Generally, scientists believe Siberian volcanos spitting greenhouse gases primarily drove the mass extinction event about 250 million years ago, at the end of the Permian period.
The gases caused extreme warming, which in turn led 80% of all marine species, as well as many land species, to go extinct.
Until now, scientists could not explain exactly how the heat caused those deaths.
A new UC Riverside-led study in Nature Geoscience shows that the heat accelerated microbes’ metabolisms, creating deadly conditions.
“After oxygen in the ocean was used up to decompose organic material, microbes started to ‘breathe’ sulfate and produced hydrogen sulfide, a gas that smells like rotten eggs and is poisonous to animals,” said UC Riverside Earth system modeler Dominik Hülse.
As ocean photosynthesizers — the microbes and plants that form the base of the food chain — rotted, other microbes quickly consumed the oxygen and left little of it for larger organisms.
In the absence of oxygen, microbes consumed sulfate then expelled toxic, reeking hydrogen sulfide, or H2S, creating an even more extreme condition called euxinia.
These conditions were sustained by the release of nutrients during decomposition, promoting the production of more organic material which helped to maintain this stinky, toxic cycle.

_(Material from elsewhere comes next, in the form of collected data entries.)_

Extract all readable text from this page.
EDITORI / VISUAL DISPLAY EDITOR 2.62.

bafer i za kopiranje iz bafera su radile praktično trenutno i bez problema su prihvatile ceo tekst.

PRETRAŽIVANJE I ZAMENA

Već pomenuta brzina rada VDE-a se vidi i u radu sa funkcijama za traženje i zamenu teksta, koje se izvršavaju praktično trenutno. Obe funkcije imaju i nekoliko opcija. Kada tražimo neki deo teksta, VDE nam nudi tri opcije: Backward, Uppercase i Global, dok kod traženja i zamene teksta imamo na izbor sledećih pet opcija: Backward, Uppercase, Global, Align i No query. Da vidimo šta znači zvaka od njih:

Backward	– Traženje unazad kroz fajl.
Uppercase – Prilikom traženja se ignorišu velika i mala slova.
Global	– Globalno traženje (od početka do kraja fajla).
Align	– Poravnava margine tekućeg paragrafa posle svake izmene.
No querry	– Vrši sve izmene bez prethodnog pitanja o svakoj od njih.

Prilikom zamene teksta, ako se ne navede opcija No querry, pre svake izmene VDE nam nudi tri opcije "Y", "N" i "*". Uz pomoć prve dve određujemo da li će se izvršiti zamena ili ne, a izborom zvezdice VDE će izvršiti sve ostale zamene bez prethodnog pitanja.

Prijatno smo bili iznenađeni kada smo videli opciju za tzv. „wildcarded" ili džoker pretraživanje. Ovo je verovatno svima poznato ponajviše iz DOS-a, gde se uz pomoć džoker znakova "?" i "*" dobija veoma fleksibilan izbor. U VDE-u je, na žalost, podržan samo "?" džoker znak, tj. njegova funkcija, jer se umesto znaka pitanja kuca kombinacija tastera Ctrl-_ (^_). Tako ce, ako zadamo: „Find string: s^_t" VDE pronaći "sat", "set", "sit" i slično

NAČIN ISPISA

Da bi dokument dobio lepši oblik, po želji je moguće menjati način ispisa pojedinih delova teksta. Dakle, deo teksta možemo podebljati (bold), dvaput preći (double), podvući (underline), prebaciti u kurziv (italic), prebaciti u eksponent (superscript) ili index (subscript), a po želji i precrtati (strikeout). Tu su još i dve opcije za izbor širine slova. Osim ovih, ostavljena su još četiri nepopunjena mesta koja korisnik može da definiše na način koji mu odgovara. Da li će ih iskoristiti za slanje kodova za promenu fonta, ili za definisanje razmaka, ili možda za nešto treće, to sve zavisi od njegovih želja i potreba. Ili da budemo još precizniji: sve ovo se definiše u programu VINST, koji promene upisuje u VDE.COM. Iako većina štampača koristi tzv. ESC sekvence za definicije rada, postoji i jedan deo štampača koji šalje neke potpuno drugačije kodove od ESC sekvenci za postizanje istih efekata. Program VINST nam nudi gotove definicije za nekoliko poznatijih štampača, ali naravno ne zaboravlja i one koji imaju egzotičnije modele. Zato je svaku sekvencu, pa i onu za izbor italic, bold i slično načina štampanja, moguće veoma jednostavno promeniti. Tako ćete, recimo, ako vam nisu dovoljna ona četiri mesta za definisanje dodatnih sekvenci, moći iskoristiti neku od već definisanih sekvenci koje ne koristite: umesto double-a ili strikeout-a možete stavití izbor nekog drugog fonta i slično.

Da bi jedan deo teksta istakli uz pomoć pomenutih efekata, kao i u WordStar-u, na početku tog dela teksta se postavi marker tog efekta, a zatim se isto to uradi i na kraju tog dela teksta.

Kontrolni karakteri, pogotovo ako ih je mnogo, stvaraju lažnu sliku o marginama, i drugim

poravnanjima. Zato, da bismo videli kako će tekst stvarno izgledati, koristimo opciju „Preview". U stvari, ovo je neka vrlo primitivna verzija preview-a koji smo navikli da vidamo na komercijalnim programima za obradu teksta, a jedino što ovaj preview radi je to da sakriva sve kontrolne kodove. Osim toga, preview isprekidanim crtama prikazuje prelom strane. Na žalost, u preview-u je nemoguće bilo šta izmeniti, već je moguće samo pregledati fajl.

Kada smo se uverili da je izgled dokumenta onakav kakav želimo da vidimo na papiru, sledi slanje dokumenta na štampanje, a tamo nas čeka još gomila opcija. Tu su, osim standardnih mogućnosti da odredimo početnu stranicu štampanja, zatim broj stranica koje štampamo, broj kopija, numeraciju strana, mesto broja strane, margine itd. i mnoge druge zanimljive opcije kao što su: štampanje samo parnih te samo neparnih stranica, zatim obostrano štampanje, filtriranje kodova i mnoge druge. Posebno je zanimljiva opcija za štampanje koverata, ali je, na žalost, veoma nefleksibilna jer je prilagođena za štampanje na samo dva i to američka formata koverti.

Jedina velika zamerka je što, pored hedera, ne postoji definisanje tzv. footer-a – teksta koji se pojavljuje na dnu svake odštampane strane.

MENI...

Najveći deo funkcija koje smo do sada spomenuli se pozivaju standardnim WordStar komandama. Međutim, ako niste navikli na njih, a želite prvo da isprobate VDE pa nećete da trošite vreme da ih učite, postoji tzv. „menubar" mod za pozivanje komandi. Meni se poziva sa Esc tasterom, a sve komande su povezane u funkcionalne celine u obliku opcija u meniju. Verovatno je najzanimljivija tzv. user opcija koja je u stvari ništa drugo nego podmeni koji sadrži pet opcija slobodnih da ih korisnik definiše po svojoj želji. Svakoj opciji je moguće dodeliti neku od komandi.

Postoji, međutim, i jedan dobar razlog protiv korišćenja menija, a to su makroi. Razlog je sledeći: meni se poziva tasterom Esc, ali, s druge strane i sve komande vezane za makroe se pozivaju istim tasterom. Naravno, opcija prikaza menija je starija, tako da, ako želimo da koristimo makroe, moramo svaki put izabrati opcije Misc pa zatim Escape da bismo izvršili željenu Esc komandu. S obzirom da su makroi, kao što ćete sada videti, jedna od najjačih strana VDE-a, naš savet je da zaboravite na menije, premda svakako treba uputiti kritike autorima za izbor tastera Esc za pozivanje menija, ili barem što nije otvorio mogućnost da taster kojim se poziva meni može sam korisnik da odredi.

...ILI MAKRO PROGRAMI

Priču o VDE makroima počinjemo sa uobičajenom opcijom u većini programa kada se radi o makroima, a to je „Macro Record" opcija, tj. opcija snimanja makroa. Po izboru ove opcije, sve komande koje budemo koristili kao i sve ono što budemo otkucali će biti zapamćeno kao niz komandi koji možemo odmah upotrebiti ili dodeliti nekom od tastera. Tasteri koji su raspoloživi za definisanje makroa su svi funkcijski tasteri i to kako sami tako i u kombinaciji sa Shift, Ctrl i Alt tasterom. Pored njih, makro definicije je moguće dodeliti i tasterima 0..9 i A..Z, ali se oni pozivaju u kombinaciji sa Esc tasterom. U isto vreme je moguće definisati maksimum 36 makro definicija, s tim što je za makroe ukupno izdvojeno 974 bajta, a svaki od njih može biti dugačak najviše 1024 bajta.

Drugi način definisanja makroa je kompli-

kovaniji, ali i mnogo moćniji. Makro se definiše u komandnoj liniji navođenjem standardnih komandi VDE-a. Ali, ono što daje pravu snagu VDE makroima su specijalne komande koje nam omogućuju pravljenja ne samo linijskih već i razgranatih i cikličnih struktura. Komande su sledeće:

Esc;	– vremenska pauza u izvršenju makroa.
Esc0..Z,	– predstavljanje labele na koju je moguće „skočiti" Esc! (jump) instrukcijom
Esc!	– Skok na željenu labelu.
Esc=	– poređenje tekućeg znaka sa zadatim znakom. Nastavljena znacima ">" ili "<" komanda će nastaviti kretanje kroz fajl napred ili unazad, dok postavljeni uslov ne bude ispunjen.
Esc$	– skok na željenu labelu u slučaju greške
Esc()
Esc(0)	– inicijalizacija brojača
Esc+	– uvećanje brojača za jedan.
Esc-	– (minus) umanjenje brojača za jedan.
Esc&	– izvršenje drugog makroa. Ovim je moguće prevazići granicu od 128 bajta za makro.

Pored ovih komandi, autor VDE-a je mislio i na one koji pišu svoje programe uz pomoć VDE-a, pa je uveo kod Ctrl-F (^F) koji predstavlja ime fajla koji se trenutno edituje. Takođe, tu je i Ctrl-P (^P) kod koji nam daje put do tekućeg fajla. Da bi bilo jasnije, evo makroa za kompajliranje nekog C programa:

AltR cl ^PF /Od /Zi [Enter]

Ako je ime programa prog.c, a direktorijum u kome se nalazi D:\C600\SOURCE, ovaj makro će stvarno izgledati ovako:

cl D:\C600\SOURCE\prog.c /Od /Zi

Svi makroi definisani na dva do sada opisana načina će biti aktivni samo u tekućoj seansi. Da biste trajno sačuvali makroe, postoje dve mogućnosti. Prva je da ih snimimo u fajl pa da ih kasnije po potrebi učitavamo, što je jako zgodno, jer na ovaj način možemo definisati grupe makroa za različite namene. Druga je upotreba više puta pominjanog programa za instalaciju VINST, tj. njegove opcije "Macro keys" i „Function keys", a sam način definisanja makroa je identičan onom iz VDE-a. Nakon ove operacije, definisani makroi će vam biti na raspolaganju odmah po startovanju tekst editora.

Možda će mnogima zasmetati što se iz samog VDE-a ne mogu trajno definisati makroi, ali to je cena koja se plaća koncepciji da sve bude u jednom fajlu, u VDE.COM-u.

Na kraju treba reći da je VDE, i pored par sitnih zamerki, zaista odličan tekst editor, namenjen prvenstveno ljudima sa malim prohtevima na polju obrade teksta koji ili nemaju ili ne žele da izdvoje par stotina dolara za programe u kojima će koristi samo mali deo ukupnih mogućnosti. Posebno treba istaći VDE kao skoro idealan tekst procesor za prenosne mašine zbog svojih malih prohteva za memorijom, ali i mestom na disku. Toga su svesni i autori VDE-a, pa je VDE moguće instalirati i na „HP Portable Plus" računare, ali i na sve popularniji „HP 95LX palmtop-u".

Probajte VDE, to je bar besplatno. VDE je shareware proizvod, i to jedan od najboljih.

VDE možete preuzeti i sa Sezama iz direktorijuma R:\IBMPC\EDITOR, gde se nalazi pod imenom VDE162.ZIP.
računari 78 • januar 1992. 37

“Our research shows the entire ocean wasn’t euxinic. These conditions began in the deeper parts of the water column,” Hülse said. “As temperatures increased, the euxinic zones got larger, more toxic, and moved up the water column into the shelf environment where most marine animals lived, poisoning them.”
The expanding euxinic zones can be detected through chemical signatures in sediment samples.
Oxygen depletion is a problem that persists today and is bound to get worse under future climate change. Euxinic waters can be found in places like Los Angeles County’s 16-mile-long Dominguez Channel, into which a September 2021 warehouse fire released ethanol.
The ethanol killed vegetation in the channel, which decayed and got consumed by microbes. They then produced hydrogen sulfide at toxic levels.
Thousands in breathing range of the reeking river reported vomiting, diarrhea, dizziness, insomnia, headaches, sneezing, and other symptoms.
Lessons from the ancient world may be important for understanding the processes that are challenging our modern oceans and waterways.
“It would be speculative to superimpose the ancient mass extinction event on today’s planet,” Hülse said.
“However, the study does show us that the ocean’s response to higher carbon dioxide concentrations in the atmosphere may be underestimated.”